A demonstrator holds a poster of slain Saudi journalist Jamal Khashoggi outside the Saudi Consulate in Istanbul on Oct. 25, 2018. (Osman Orsal/Reuters)

Every year in April, the Pulitzer Prizes honor the best reporting published by U.S. media outlets. Even though they remain an American tradition, the Pulitzers are widely perceived as some of the world’s most significant journalism awards.

In previous years, a common theme among winners was their focus on democracy and freedom of the press under attack abroad.

But in 2018, U.S. journalists unwillingly became the center of the story themselves, as Reporters Without Borders added the United States to its list of the most dangerous places after five employees with Annapolis’s Capital Gazette newspaper were shot dead in June.

The incident marked the spread of a threat that previously had mostly affected U.S. journalists traveling abroad. In October, Saudi journalist Jamal Khashoggi, a U.S. resident and Washington Post contributing columnist, was brutally murdered in the Saudi Consulate in Istanbul. The CIA later concluded that the killing was probably ordered by Saudi Crown Prince Mohammed bin Salman.

President Trump initially vowed “severe punishment” against the perpetrators and suggested that “there is a lot at stake, and maybe, especially so because this man was a reporter.”

But Mohammed has so far not faced U.S. sanctions. Weapons exports to the kingdom have continued, even as other countries have imposed tougher regulations as a result of Khashoggi’s murder.

The killing of Khashoggi was the most widely reported case of a murdered journalist in 2018, but he was far from the only one.

Journalists around the world faced repression; the number of reporters in detention rose in China, Turkey, Egypt, Saudi Arabia and Iran, among other places. Reporters Without Borders also recorded a 15 percent annual increase in journalists being killed while doing their jobs. In all, at least 63 professional journalists died. Afghanistan, Syria and Mexico were cited as especially dangerous for reporters. The number surged to 80 once Reporters Without Borders included nonprofessional journalists and media workers in its statistics.

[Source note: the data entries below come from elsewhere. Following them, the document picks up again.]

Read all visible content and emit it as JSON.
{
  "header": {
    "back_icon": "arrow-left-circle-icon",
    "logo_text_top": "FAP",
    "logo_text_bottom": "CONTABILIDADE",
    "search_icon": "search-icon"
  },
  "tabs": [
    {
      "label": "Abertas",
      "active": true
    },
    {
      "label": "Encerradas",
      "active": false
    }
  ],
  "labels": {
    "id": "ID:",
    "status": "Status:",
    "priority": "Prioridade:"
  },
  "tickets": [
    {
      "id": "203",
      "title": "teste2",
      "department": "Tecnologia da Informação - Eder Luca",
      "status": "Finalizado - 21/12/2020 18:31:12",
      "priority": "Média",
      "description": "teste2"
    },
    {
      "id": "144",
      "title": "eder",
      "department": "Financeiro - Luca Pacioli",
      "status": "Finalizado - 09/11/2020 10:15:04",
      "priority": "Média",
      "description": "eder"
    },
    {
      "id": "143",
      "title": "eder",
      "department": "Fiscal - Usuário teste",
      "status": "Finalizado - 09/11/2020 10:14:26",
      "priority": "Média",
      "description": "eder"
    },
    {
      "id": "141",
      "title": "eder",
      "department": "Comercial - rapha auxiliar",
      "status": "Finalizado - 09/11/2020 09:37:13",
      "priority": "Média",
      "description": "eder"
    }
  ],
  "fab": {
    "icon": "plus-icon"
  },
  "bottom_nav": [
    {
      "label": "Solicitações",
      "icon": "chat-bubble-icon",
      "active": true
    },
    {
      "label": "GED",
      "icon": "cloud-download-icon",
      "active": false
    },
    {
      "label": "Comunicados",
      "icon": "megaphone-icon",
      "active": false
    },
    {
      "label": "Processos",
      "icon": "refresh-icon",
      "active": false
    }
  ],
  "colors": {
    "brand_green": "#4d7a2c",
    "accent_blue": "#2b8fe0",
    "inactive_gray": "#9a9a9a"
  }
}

Besides Mexico, two other countries that are not at war also made it into the infamous top six: India and the United States.

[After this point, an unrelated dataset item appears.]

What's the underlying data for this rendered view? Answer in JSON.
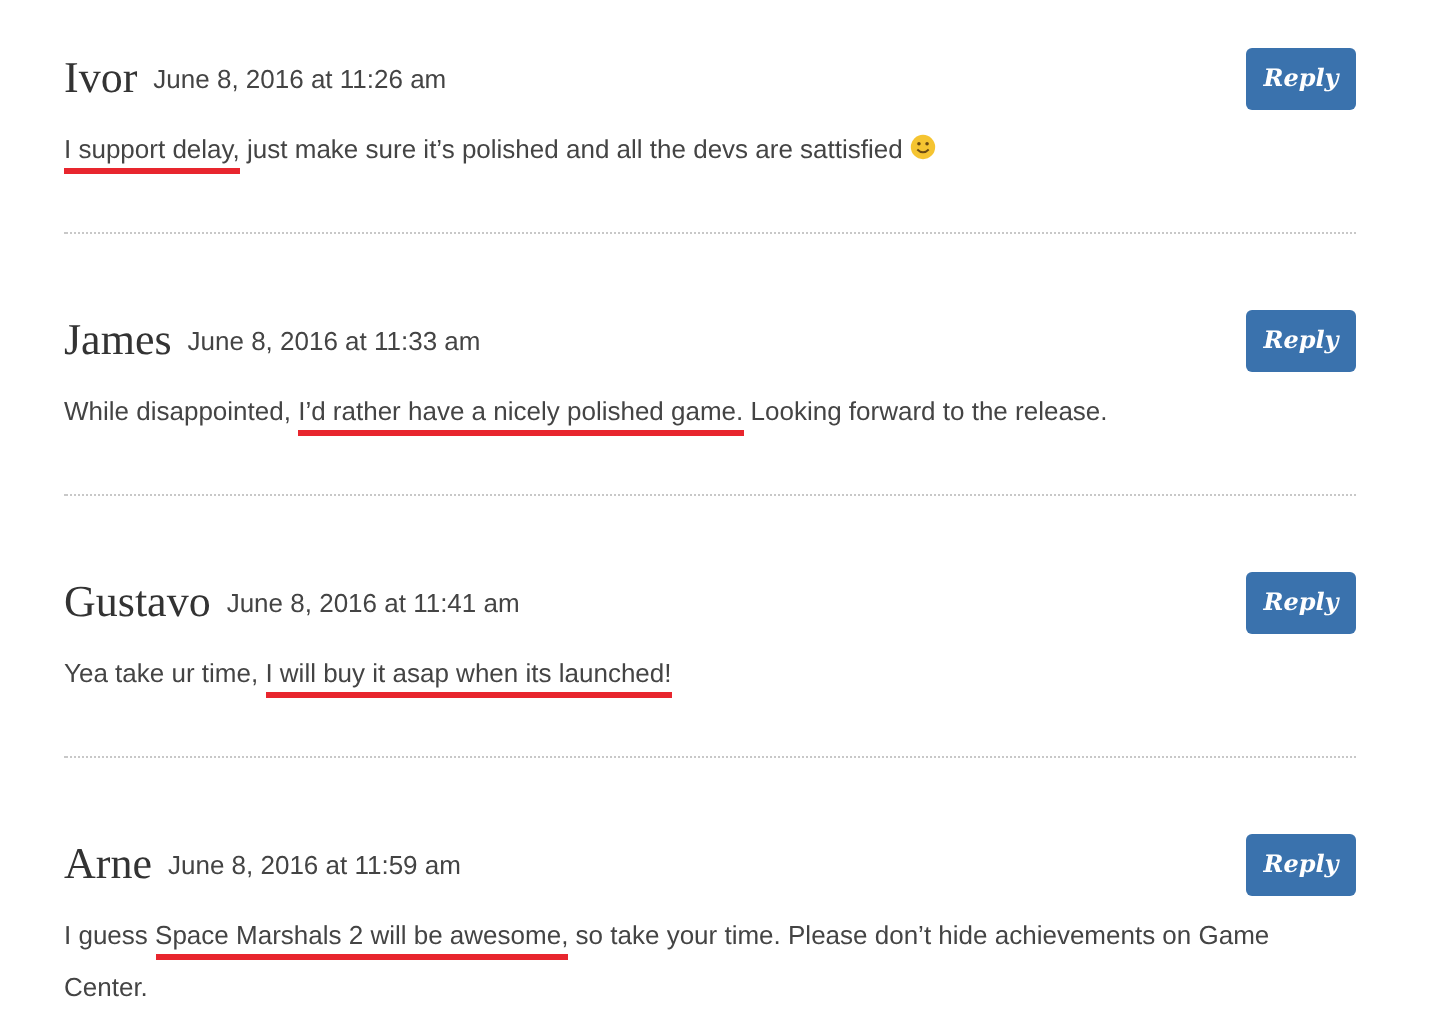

Researchers have voiced concerns that Trump’s bashing of media outlets and journalists has resulted in a more hostile environment for media professionals. Studies from places such as Germany, where right-wing politicians and parties have deployed similar strategies, show that such rhetoric can trigger physical violence among supporters.

In the 2018 World Press Freedom Index, which is separate from the list of the most dangerous countries for journalists, Reporters Without Borders echoed those concerns, writing that “the violent anti-press rhetoric from the White House has been coupled with an increase in the number of press freedom violations at the local level as journalists run the risk of arrest for covering protests or simply attempting to ask public officials questions."

As the Pulitzers prove, U.S. press freedom can set international standards, both in a positive and in a negative way.

As U.S. journalists came under attack from the White House, autocrats and dictators who previously feared U.S. sanctions over cracking down on press freedom in their countries gained new confidence after the 2016 elections, according to researchers.

In the Philippines, President Rodrigo Duterte began to lash out at “fake news,” just as Philippine authorities cracked down on independent reporting.

The drop in U.S. press freedom is not simply bad news for American journalists but also “has drastic consequences at the international level,” Reporters Without Borders concluded in its 2018 World Press Freedom Index.

“ 'Fake news’ is now a trademark excuse for media repression, in both democratic and authoritarian regimes,” the organization warned.